Although gadolinium (Gd)-based contrast media have been found to be nephrotoxic, their nephrotoxicity, and the dependence of nephrotoxicity on chelate types, have not been assessed in patients with normal or mildly diminished renal failure. This prospective, randomized study compared the nephrotoxicity of low doses of the nonionic Gd-based contrast medium gadodiamide (Omniscan®) and the ionic Gd-based contrast medium gadopentetate (Magnevist®) in patients with serum creatinine < 1.6 mg/dL. Patients aged 20 to 80 years, weighing 45 to 70 kg and with normal or < 1.6 mg/dL Serum-creatinine in the 3 months prior to undergoing magnetic resonance imaging (MRI) of brain, were enrolled. Patients were randomized to receive 0.1 mol/kg gadodiamide or gadopentetate.
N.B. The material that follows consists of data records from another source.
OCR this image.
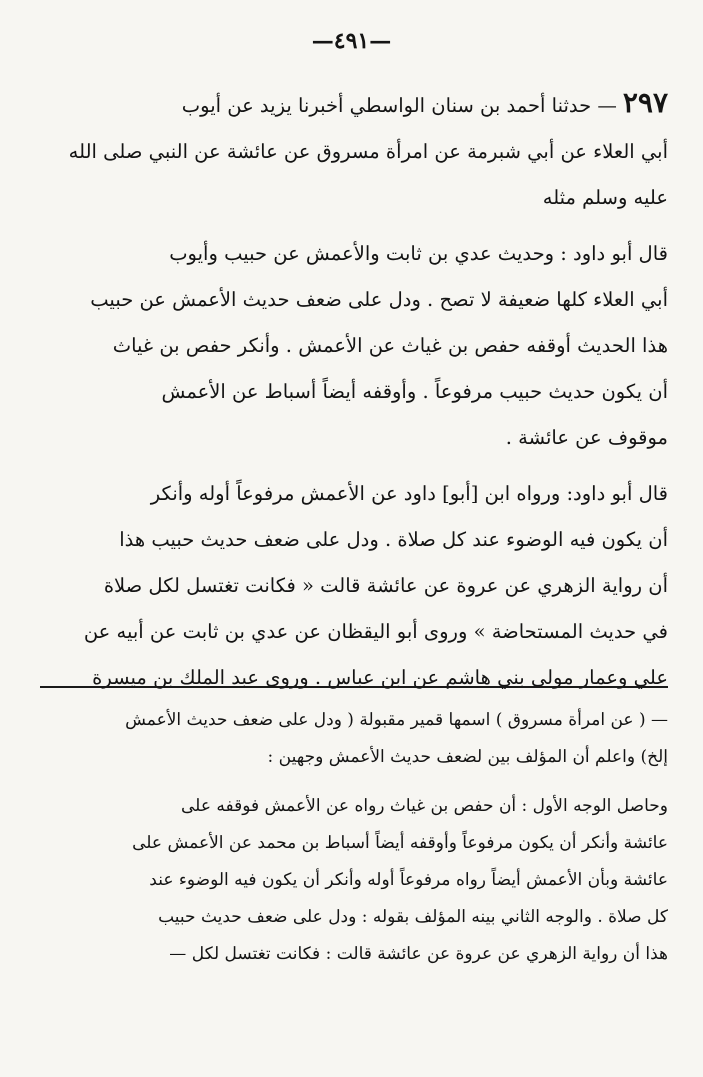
—٤٩١—

٢٩٧— حدثنا أحمد بن سنان الواسطي أخبرنا يزيد عن أيوب

أبي العلاء عن أبي شبرمة عن امرأة مسروق عن عائشة عن النبي صلى الله

عليه وسلم مثله

قال أبو داود : وحديث عدي بن ثابت والأعمش عن حبيب وأيوب

أبي العلاء كلها ضعيفة لا تصح . ودل على ضعف حديث الأعمش عن حبيب

هذا الحديث أوقفه حفص بن غياث عن الأعمش . وأنكر حفص بن غياث

أن يكون حديث حبيب مرفوعاً . وأوقفه أيضاً أسباط عن الأعمش

موقوف عن عائشة .

قال أبو داود: ورواه ابن [أبو] داود عن الأعمش مرفوعاً أوله وأنكر

أن يكون فيه الوضوء عند كل صلاة . ودل على ضعف حديث حبيب هذا

أن رواية الزهري عن عروة عن عائشة قالت « فكانت تغتسل لكل صلاة

في حديث المستحاضة » وروى أبو اليقظان عن عدي بن ثابت عن أبيه عن

علي وعمار مولى بني هاشم عن ابن عباس . وروى عبد الملك بن ميسرة

— ( عن امرأة مسروق ) اسمها قمير مقبولة ( ودل على ضعف حديث الأعمش

إلخ) واعلم أن المؤلف بين لضعف حديث الأعمش وجهين :

وحاصل الوجه الأول : أن حفص بن غياث رواه عن الأعمش فوقفه على

عائشة وأنكر أن يكون مرفوعاً وأوقفه أيضاً أسباط بن محمد عن الأعمش على

عائشة وبأن الأعمش أيضاً رواه مرفوعاً أوله وأنكر أن يكون فيه الوضوء عند

كل صلاة . والوجه الثاني بينه المؤلف بقوله : ودل على ضعف حديث حبيب

هذا أن رواية الزهري عن عروة عن عائشة قالت : فكانت تغتسل لكل —
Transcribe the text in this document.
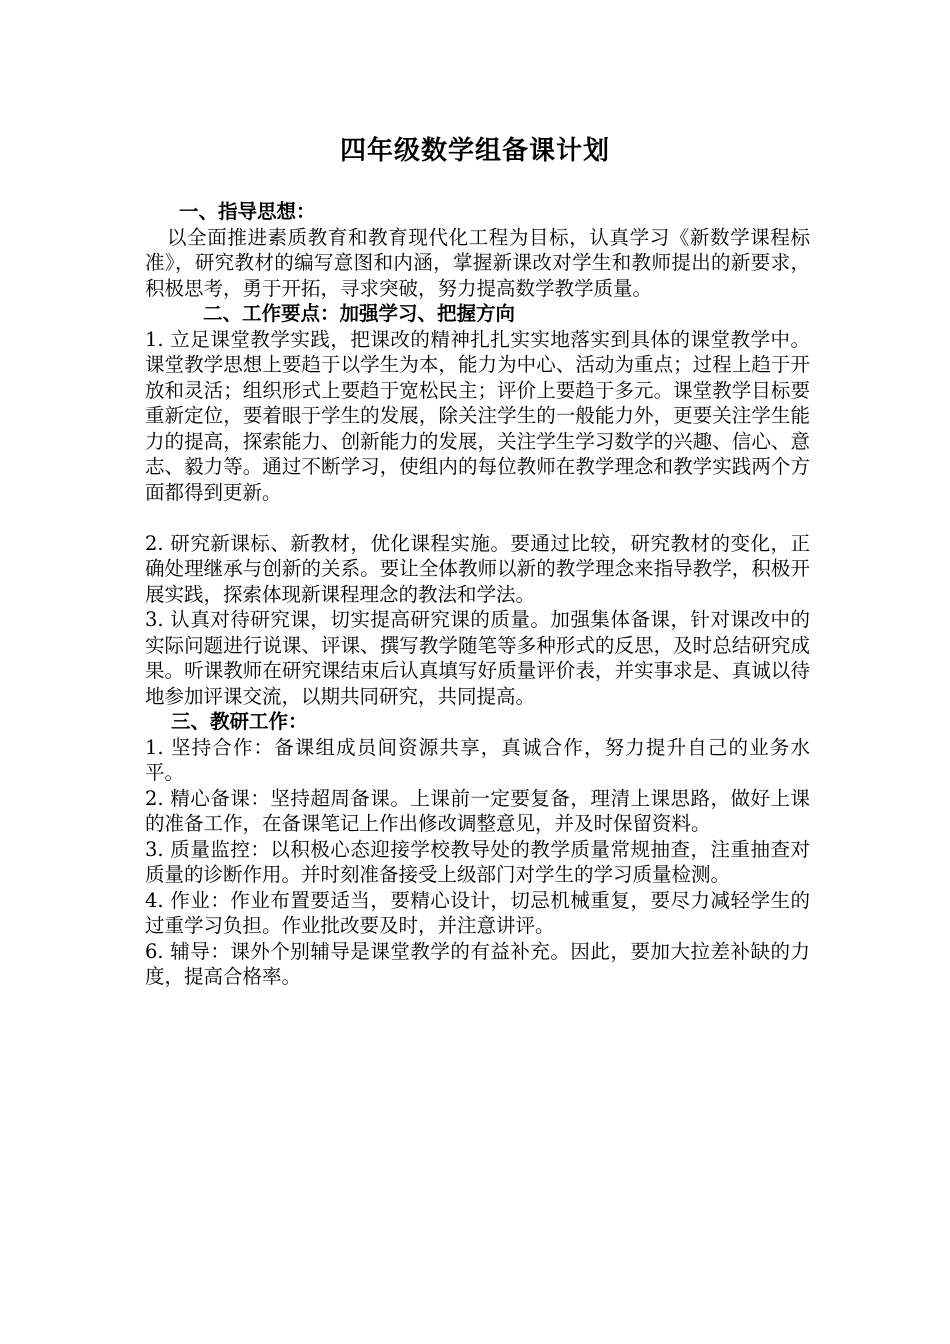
四年级数学组备课计划

一、指导思想：

以全面推进素质教育和教育现代化工程为目标，认真学习《新数学课程标准》，研究教材的编写意图和内涵，掌握新课改对学生和教师提出的新要求，积极思考，勇于开拓，寻求突破，努力提高数学教学质量。

二、工作要点：加强学习、把握方向

1. 立足课堂教学实践，把课改的精神扎扎实实地落实到具体的课堂教学中。课堂教学思想上要趋于以学生为本，能力为中心、活动为重点；过程上趋于开放和灵活；组织形式上要趋于宽松民主；评价上要趋于多元。课堂教学目标要重新定位，要着眼于学生的发展，除关注学生的一般能力外，更要关注学生能力的提高，探索能力、创新能力的发展，关注学生学习数学的兴趣、信心、意志、毅力等。通过不断学习，使组内的每位教师在教学理念和教学实践两个方面都得到更新。

2. 研究新课标、新教材，优化课程实施。要通过比较，研究教材的变化，正确处理继承与创新的关系。要让全体教师以新的教学理念来指导教学，积极开展实践，探索体现新课程理念的教法和学法。

3. 认真对待研究课，切实提高研究课的质量。加强集体备课，针对课改中的实际问题进行说课、评课、撰写教学随笔等多种形式的反思，及时总结研究成果。听课教师在研究课结束后认真填写好质量评价表，并实事求是、真诚以待地参加评课交流，以期共同研究，共同提高。

三、教研工作：

1. 坚持合作：备课组成员间资源共享，真诚合作，努力提升自己的业务水平。

2. 精心备课：坚持超周备课。上课前一定要复备，理清上课思路，做好上课的准备工作，在备课笔记上作出修改调整意见，并及时保留资料。

3. 质量监控：以积极心态迎接学校教导处的教学质量常规抽查，注重抽查对质量的诊断作用。并时刻准备接受上级部门对学生的学习质量检测。

4. 作业：作业布置要适当，要精心设计，切忌机械重复，要尽力减轻学生的过重学习负担。作业批改要及时，并注意讲评。

6. 辅导：课外个别辅导是课堂教学的有益补充。因此，要加大拉差补缺的力度，提高合格率。
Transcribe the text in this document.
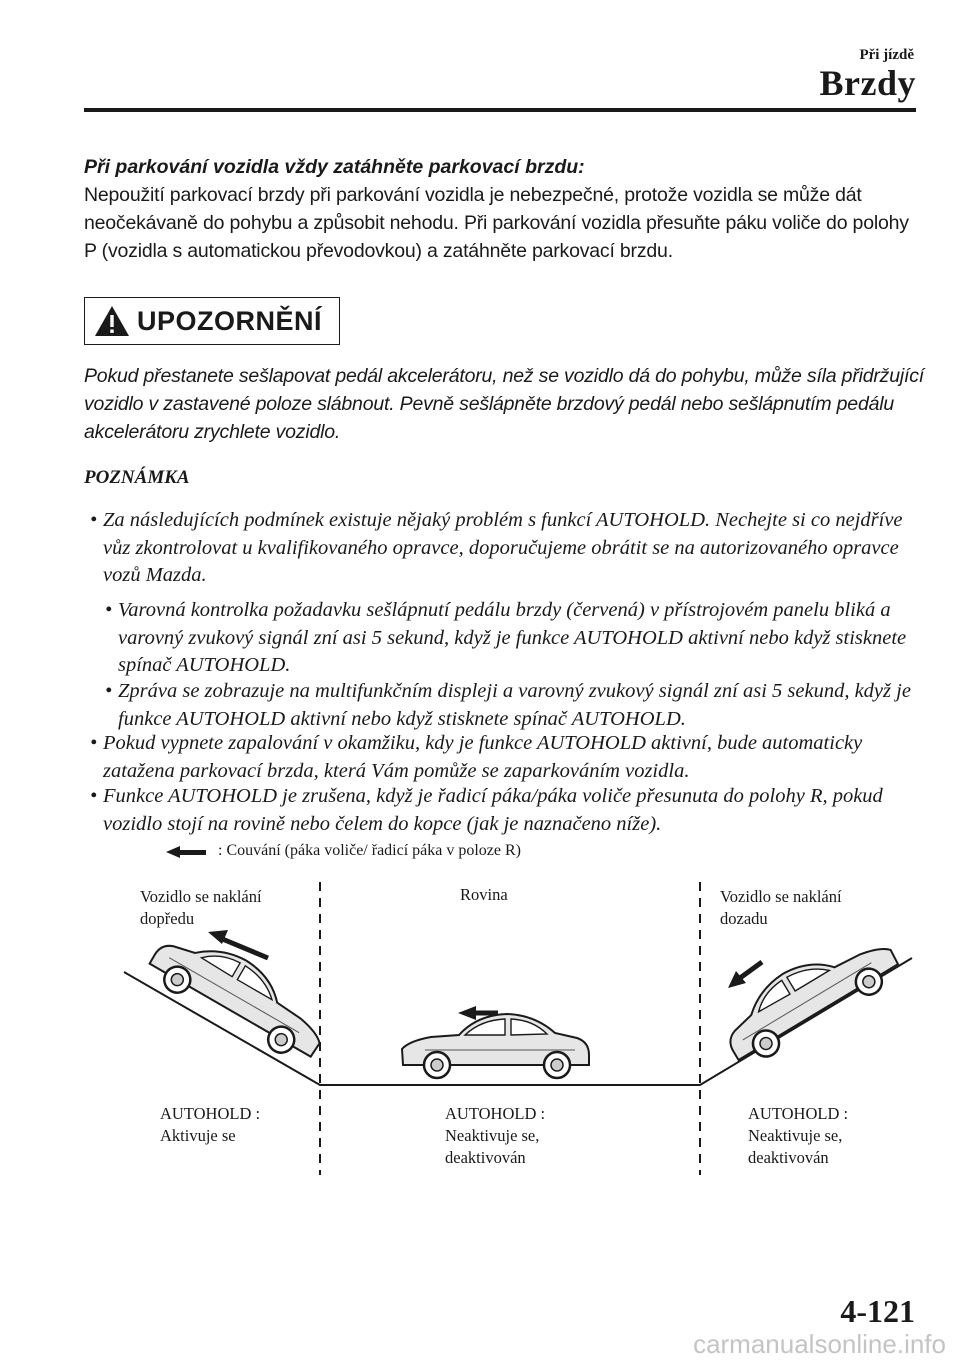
Při jízdě
Brzdy
Při parkování vozidla vždy zatáhněte parkovací brzdu:
Nepoužití parkovací brzdy při parkování vozidla je nebezpečné, protože vozidla se může dát neočekávaně do pohybu a způsobit nehodu. Při parkování vozidla přesuňte páku voliče do polohy P (vozidla s automatickou převodovkou) a zatáhněte parkovací brzdu.
UPOZORNĚNÍ
Pokud přestanete sešlapovat pedál akcelerátoru, než se vozidlo dá do pohybu, může síla přidržující vozidlo v zastavené poloze slábnout. Pevně sešlápněte brzdový pedál nebo sešlápnutím pedálu akcelerátoru zrychlete vozidlo.
POZNÁMKA
• Za následujících podmínek existuje nějaký problém s funkcí AUTOHOLD. Nechejte si co nejdříve vůz zkontrolovat u kvalifikovaného opravce, doporučujeme obrátit se na autorizovaného opravce vozů Mazda.
• Varovná kontrolka požadavku sešlápnutí pedálu brzdy (červená) v přístrojovém panelu bliká a varovný zvukový signál zní asi 5 sekund, když je funkce AUTOHOLD aktivní nebo když stisknete spínač AUTOHOLD.
• Zpráva se zobrazuje na multifunkčním displeji a varovný zvukový signál zní asi 5 sekund, když je funkce AUTOHOLD aktivní nebo když stisknete spínač AUTOHOLD.
• Pokud vypnete zapalování v okamžiku, kdy je funkce AUTOHOLD aktivní, bude automaticky zatažena parkovací brzda, která Vám pomůže se zaparkováním vozidla.
• Funkce AUTOHOLD je zrušena, když je řadicí páka/páka voliče přesunuta do polohy R, pokud vozidlo stojí na rovině nebo čelem do kopce (jak je naznačeno níže).
: Couvání (páka voliče/ řadicí páka v poloze R)
Vozidlo se naklání
dopředu
Rovina	Vozidlo se naklání
dozadu
AUTOHOLD :
Aktivuje se
AUTOHOLD :
Neaktivuje se,
deaktivován
AUTOHOLD :
Neaktivuje se,
deaktivován
4-121
carmanualsonline.info
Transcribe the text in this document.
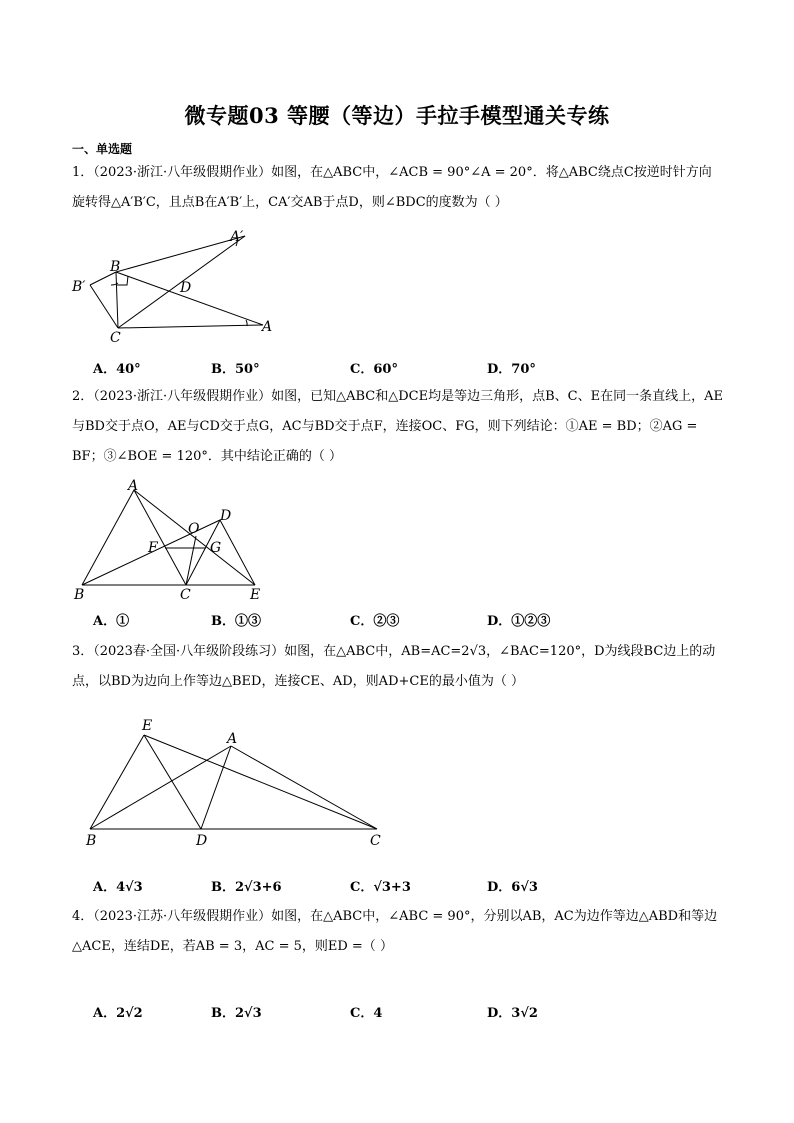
微专题03 等腰（等边）手拉手模型通关专练
一、单选题
1．（2023·浙江·八年级假期作业）如图，在△ABC中，∠ACB = 90°∠A = 20°．将△ABC绕点C按逆时针方向旋转得△A′B′C，且点B在A′B′上，CA′交AB于点D，则∠BDC的度数为（ ）
A′
B
B′	D
C
A
A．40°	B．50°	C．60°	D．70°
2．（2023·浙江·八年级假期作业）如图，已知△ABC和△DCE均是等边三角形，点B、C、E在同一条直线上，AE与BD交于点O，AE与CD交于点G，AC与BD交于点F，连接OC、FG，则下列结论：①AE = BD；②AG = BF；③∠BOE = 120°．其中结论正确的（ ）
A
O
D
F	G
B	C	E
A．①	B．①③	C．②③	D．①②③
3．（2023春·全国·八年级阶段练习）如图，在△ABC中，AB=AC=2√3，∠BAC=120°，D为线段BC边上的动点，以BD为边向上作等边△BED，连接CE、AD，则AD+CE的最小值为（ ）
E
A
B	D	C
A．4√3	B．2√3+6	C．√3+3	D．6√3
4．（2023·江苏·八年级假期作业）如图，在△ABC中，∠ABC = 90°，分别以AB，AC为边作等边△ABD和等边△ACE，连结DE，若AB = 3，AC = 5，则ED =（ ）
A．2√2	B．2√3	C．4	D．3√2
Serum-creatinine, serum cystatin-C, estimated glomerular filtration rate (eGFR) using the Modification of Diet in Renal Disease (MDRD) formula, and estimated creatinine clearance rate (eCCr) using the Cockcroft-Gault formula were measured just before and 16-80 hr after MRI. Groups were compared statistically by Mann-Whitney U-tests and Wilcoxon signed-rank tests. There were no significant differences in clinical characteristics between the gadodiamide (n = 43) and gadopentetate (n = 59) groups. Serum-creatinine, eGFR and eCCr before and 16-80 hr after MRI did not differ significantly within either group or between the two groups. Serum cystatin-C was significantly higher 16-80 hr after than before MRI only in the gadodiamide group (0.79 ± 0.21 vs. 0.74 ± 0.14 mg/L, p = 0.028). The ionic contrast medium, gadopentetate, did not affect renal function during MRI, whereas the nonionic contrast medium, gadodiamide, affected renal function transiently.